The journal was described in The New York Times as "beautiful and elegant...a combination of rigorous scholarship and personal rumination."
In a delectably deadpan and winning style, Jay conveys his admiration and affection for the offbeat that characterized his bestselling Learned Pigs and Fireproof Women. He explains how wags since the sixteenth century have cheated at bowling; he explores the ancient relationship between conjuring and dentistry; and he chronicles the exploits of ceiling walkers and human flies. Crammed full of illustrations drawn from the author's massive personal archive, Jay's Journal of Anomalies will baffle, instruct, and, above all, delight.
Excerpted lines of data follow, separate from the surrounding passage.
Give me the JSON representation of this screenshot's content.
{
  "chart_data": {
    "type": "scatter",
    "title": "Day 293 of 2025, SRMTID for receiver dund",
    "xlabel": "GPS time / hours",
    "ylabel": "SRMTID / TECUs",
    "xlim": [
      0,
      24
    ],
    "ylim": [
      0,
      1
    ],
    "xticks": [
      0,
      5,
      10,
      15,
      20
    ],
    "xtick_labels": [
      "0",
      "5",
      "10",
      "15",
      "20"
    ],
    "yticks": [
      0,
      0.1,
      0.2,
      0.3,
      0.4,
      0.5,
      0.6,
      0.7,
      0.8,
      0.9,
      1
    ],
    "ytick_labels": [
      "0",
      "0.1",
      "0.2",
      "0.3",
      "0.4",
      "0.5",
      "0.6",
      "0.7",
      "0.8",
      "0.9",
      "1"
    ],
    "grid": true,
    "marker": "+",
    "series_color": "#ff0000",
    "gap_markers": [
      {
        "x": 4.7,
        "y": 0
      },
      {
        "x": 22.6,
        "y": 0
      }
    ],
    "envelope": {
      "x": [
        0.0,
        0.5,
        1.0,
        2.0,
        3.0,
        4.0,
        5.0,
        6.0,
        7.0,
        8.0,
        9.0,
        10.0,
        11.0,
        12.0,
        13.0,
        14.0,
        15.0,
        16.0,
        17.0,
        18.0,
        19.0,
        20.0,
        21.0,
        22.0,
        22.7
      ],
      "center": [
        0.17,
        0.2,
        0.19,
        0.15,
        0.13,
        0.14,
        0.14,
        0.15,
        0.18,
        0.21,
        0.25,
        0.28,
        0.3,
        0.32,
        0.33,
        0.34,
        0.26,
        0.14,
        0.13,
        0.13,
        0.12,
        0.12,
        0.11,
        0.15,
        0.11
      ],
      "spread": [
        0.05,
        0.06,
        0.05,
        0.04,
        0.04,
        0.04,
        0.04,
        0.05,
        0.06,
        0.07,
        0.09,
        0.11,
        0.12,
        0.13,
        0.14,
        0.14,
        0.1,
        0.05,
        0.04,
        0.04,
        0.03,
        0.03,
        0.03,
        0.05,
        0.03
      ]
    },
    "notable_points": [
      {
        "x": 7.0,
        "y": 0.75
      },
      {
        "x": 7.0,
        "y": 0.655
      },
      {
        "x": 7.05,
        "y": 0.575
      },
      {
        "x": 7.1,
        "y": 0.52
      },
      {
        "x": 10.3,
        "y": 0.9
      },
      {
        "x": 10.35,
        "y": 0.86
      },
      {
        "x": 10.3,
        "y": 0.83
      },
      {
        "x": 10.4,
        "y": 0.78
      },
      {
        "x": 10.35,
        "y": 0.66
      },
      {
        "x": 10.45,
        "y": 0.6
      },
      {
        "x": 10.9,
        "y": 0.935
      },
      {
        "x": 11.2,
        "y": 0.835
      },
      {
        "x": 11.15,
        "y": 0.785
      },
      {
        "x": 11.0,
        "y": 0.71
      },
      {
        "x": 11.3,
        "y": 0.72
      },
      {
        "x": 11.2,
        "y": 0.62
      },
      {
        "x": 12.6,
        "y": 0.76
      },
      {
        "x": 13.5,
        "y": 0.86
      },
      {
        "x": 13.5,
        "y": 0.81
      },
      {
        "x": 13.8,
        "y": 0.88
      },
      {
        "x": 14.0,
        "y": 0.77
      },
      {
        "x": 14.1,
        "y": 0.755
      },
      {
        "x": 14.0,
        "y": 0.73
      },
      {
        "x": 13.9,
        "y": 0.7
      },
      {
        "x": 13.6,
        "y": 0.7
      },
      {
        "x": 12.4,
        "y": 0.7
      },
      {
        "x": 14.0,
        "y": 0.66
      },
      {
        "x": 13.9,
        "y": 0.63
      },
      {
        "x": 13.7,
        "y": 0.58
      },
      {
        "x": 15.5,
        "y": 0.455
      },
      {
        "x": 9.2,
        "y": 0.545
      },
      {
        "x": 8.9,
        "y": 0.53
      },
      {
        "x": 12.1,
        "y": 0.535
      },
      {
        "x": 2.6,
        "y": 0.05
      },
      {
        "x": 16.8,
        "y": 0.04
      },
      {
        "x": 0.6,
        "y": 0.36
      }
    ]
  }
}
For Jay's subjects are so stupefyingly surprising. They almost all have to do with some sort of performance, and the stranger the better. There is a chapter on, of all things, crucifixion for showmanly profit. Tommy Minnock, at the beginning of the twentieth century, gained wildly enthusiastic response from his audiences as, nailed to a cross on the stage in a supposed hypnotic trance, he crooned, "After The Ball Is Over," one of the most popular tunes of the time. "I am told by those who saw me," he wrote "nailed to the cross that I presented a weird but impressive spectacle." Evatima Tardo around the same time was regularly nailed to a cross, suspended there for over two hours. She seldom had volunteers from the crowd who would come up to run the nails through her limbs, so her assistants had to do so. The nails were dipped in poison beforehand; she was quoted as saying, "There wouldn't be any fun unless I had prussic acid on the ends." She laughed and sang, and declared that she had never had such a pleasant time: "This is so easy, I am going to do it all over again tomorrow night, and three nights next week." Jay writes that, "while no one would claim that Minnock and Tardo inspired a trend of copycat crucifixions," there were successors, including Faith Bacon, who hung nude from a cross and gyrated to Ravel's Bolero. Some fakirs participated in crucifixions in the spirit of competition, outdoing each other by staying aloft for days at a time. You will find here surprising chapters on such thing as the magical amputation of the nose. You will learn of the surprising, longstanding connection between legerdemain and dentistry. There are trained dogs and pigs, and a description of how flea circuses worked. There are those who made their fortunes by making faces; the means by which performers were able to dance upon the ceiling (including "The Great Philosophical Antipodean Pedestrian from Ohio"); the rascally ways in which hustlers would gain the trust and the pocketbooks of novices in ninepins; the adventures of professional fasters; and much more. The careful, quietly amused way in which Jay tells these odd histories is perfect for his subject matter, and shows a matchless enthusiasm for his themes. "I really do love this stuff," he tells us at the end, and there is easily sufficient evidence here to show that in that there is no deception.